Ömer Madra ile geçmişte Mülkiye'de, galiba yenilerde rahmetli, efsanevi Recep Abi'nin çay ocağının dibindeki asistan odamızı paylaştık. Milletlerarası Münasebetler Enstitüsü'nün bitişiğinde. Geçmiş zaman derken geçtiğimiz yüzyılın son çeyreğini, yani bugüne göre yarım yüzyıl öncesini kastediyorum. O zamanlar asistana asistan derdik, "araştırma görevlisi" (araştıracak ne kadar zamanı ve ortamı olduğu şüphe götürür) YÖK'le icat edildi. Asistan sekreterin yerini aldı. Milletlerarası (ya da bölümün adıyla Uluslararası) da TDK'nın herşeyi (buna herşey'in "her şey" olması da dahil) ayıran o buyurgan yazım kılavuzlarına rağmen, tüm dillerdeki gibi birlikte yazılıyordu. Bunları niye yazıyorum? O zamandan ne kadar uzakta olduğumuzu sezdirebilmek için.

O zamanki Mülkiye'nin ne olduğunu merak ediyor olabilirsiniz. Yazmak ve anmak için ne zamandır fırsat kolluyordum. Hiç tanışmadığım Murat Sevinç'in Diken'de çıkan Cem Eroğul yazısına bakabilirsiniz. Kurum aidiyetim zayıftır. Mülkiyeliler Birliği üyesi değilim, rozet takmam, yıldönümlerine gitmem. Sevinç'in yazısını okuyunca Ömer ile ben ayrıldıktan sonra 1988'de Mülkiye'ye öğrenci giren Murat Sevinç ve arkadaşları ile bir zamanlar aynı koridorları paylaşmış olduğum için bir tür sevinç ve gurur duydum. Ayrıca, Cem Eroğul'un (bizim için Cem Abi) Demokrat Parti kitabının (1970) bugünü anlamak isteyenler için parlak bir ışık olduğunu eklemek isterim.

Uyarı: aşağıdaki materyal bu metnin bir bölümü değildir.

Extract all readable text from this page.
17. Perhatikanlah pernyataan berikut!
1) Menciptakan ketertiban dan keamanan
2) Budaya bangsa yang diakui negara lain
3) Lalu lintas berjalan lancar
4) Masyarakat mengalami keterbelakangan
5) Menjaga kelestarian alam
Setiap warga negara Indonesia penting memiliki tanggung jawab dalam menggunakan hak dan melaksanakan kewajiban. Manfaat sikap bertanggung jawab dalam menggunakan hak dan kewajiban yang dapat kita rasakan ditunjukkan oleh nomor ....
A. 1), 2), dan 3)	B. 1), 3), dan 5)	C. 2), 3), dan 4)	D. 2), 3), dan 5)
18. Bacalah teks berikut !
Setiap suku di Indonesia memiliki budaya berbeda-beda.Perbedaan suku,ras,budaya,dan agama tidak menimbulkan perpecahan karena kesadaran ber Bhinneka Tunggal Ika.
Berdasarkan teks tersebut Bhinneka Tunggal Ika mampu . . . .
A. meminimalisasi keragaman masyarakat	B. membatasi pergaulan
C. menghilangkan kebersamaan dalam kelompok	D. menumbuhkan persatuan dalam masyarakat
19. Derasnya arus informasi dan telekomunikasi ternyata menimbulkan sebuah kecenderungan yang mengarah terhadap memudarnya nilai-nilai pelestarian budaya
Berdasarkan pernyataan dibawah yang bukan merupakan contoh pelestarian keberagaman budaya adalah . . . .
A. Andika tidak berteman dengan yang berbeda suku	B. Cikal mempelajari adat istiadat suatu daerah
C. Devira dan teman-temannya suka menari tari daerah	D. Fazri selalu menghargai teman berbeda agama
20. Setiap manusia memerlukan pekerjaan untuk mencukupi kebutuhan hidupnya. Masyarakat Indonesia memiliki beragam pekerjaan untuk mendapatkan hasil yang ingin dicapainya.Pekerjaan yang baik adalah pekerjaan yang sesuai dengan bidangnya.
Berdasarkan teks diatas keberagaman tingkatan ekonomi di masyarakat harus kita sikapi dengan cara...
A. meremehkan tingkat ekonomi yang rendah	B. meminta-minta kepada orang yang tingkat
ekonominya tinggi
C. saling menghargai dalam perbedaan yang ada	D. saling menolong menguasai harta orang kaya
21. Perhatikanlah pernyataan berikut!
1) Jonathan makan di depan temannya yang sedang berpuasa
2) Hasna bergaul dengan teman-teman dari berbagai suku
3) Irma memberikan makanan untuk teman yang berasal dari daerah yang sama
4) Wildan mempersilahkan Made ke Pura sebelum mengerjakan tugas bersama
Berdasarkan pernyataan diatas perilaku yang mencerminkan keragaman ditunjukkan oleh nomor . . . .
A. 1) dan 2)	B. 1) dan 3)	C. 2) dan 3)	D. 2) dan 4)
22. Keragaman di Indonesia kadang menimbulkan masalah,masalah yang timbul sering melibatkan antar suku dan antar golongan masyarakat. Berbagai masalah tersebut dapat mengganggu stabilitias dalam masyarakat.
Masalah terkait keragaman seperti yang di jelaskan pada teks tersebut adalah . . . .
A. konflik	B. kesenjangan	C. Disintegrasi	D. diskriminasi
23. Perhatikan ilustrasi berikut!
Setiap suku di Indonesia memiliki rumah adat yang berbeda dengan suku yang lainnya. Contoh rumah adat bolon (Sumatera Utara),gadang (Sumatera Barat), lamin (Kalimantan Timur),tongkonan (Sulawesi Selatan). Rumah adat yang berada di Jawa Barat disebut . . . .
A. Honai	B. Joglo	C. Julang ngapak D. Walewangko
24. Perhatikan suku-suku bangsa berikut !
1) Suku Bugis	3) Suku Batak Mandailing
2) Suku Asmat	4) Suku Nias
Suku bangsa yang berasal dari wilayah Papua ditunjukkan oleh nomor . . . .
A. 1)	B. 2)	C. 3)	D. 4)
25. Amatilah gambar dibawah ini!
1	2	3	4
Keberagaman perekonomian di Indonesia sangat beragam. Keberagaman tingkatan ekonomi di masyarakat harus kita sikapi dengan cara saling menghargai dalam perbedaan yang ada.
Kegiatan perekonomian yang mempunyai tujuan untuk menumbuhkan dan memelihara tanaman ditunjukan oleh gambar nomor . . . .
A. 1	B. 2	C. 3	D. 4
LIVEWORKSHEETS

Evet o asistan odamızda herşey konuşulurdu hayata dair. Siyaset, tabii edebiyat, sinema, müzik, futbol, dersler, hayata dair herşey. İşte o odada Türkiye'de 10 yılını henüz tamamlayan ve de bilebildiğimiz kadarıyla dünyadaki haliyle televizyon denen mecranın köşeli ve sıkıcı halini çekiştirip "abi radyo yapmalı, söz uçar" der dururduk. Ömer'in Açık Radyo mucizesini yaratıp radyomuzun temel ilkesinin "söz uçar" olacağını hayal edemezdik.

Önce Ömer uzaklaştırıldı. Sonra ben istifa ettim. Mülkiye'nin ülke tarihiyle içiçe geçen kırılmalarından birindeydik. Kırılmalar bitmedi. Mülkiye ayakta durmaya devam ediyor. Oda arkadaşlığımız hayatta dostluğa dönüştü. Ben İzmir'de özel sektöre sığındım. Ömer de gazetelerde çalıştı, dergi yöneticiliği yaptı. "Abi söz uçar"dan vazgeçmedik.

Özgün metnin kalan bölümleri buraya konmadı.